Произведения Ильина, особенно раннего периода (думаю, что можно считать таковым 20-е годы), в чем-то, безусловно, созвучны нынешним умонастроениям «народно-патриотических» кругов. Это «что-то» есть прежде всего пафос державности. Ильин мечтал о России величавой и грозной для врагов, о «добром» государстве, основанном на «духовной солидарности граждан» и неусыпно о них попечительствующем, делал заметный нажим на мистике государственности. Схожие до некоторой степени взгляды мы находим сегодня у идеологов оппозиции.

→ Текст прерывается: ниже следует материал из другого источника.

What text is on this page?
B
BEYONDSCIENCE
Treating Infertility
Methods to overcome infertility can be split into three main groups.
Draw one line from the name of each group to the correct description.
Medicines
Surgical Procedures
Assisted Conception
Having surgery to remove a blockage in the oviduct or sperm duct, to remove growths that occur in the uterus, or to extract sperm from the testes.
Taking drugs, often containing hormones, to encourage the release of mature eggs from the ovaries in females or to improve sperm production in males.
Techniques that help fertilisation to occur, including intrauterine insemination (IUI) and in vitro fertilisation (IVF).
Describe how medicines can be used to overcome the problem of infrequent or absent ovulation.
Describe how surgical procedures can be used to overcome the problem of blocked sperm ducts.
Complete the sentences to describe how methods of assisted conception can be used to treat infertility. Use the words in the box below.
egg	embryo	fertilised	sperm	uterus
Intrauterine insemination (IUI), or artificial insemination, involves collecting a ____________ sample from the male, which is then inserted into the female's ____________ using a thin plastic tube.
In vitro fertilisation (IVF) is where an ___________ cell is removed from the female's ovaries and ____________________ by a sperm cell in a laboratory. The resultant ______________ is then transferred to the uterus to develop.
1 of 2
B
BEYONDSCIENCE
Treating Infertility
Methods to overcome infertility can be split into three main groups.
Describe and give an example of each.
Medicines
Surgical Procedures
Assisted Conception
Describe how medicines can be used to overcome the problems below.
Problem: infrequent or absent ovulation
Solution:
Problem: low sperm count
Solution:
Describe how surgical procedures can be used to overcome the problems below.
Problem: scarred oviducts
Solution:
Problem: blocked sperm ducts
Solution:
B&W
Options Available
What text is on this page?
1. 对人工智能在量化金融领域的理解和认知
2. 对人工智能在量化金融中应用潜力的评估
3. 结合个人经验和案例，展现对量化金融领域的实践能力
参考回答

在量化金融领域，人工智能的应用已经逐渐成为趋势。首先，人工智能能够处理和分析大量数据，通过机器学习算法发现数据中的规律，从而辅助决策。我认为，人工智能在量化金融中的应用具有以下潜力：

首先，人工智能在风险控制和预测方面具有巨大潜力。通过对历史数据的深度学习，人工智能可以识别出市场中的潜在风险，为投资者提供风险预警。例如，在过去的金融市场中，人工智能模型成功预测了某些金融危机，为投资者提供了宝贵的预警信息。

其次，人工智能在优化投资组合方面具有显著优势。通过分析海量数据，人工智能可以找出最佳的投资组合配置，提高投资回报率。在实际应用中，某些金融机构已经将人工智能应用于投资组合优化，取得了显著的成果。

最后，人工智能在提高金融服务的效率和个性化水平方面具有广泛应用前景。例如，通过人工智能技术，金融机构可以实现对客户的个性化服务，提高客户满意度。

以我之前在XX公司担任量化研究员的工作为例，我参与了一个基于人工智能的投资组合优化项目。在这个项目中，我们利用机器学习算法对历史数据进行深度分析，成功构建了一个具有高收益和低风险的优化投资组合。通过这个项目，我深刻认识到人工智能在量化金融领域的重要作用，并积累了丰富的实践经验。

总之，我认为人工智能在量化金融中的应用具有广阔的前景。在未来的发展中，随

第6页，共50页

Бердяев имел основания упрекать Ильина («Путь», 1926, № 4) в том, что он ставит целью «принудительную организацию добра в мире через государство». Для христианина Ильин слишком привязан к временному и ограниченному, слишком уповает на «земные обстояния»; у него в этом смысле «тяжелая поступь» (впрочем, и Бердяев заслуживает упрека прямо противоположного характера: он излишне «легконог», излишне легко воспаряет над бытом, традициями и т. п.). Разумеется, родная страна, «в Божьем лице узренная», может и должна служить предметом любви и всяческой заботы; творческая государственность — одно из ее проявлений. Но столь же важно для христианина уметь выйти «за стан». «Ибо не имеем здесь постоянного града, но ищем будущего» (Евр. 13: 14).
Увы, нынешние «народно-патриотические» круги, включая ту их часть, что поставила себя под знак креста, отличает, как правило, неумение и нежелание выйти «за стан». Та же «Москва» сплошь и рядом предоставляет свои страницы тяжелоступам, для которых старообразно понятая державность — «несущая опора» их мышления; все, что extra muros (вне стен), вызывает у них недоверие или враждебность. В Ильине они ищут союзника и действительно находят у него, как я уже сказал, некоторые созвучия.
Заметим, однако: сходные звуки в том и другом случае высечены, так сказать, совершенно различными историческими обстоятельствами.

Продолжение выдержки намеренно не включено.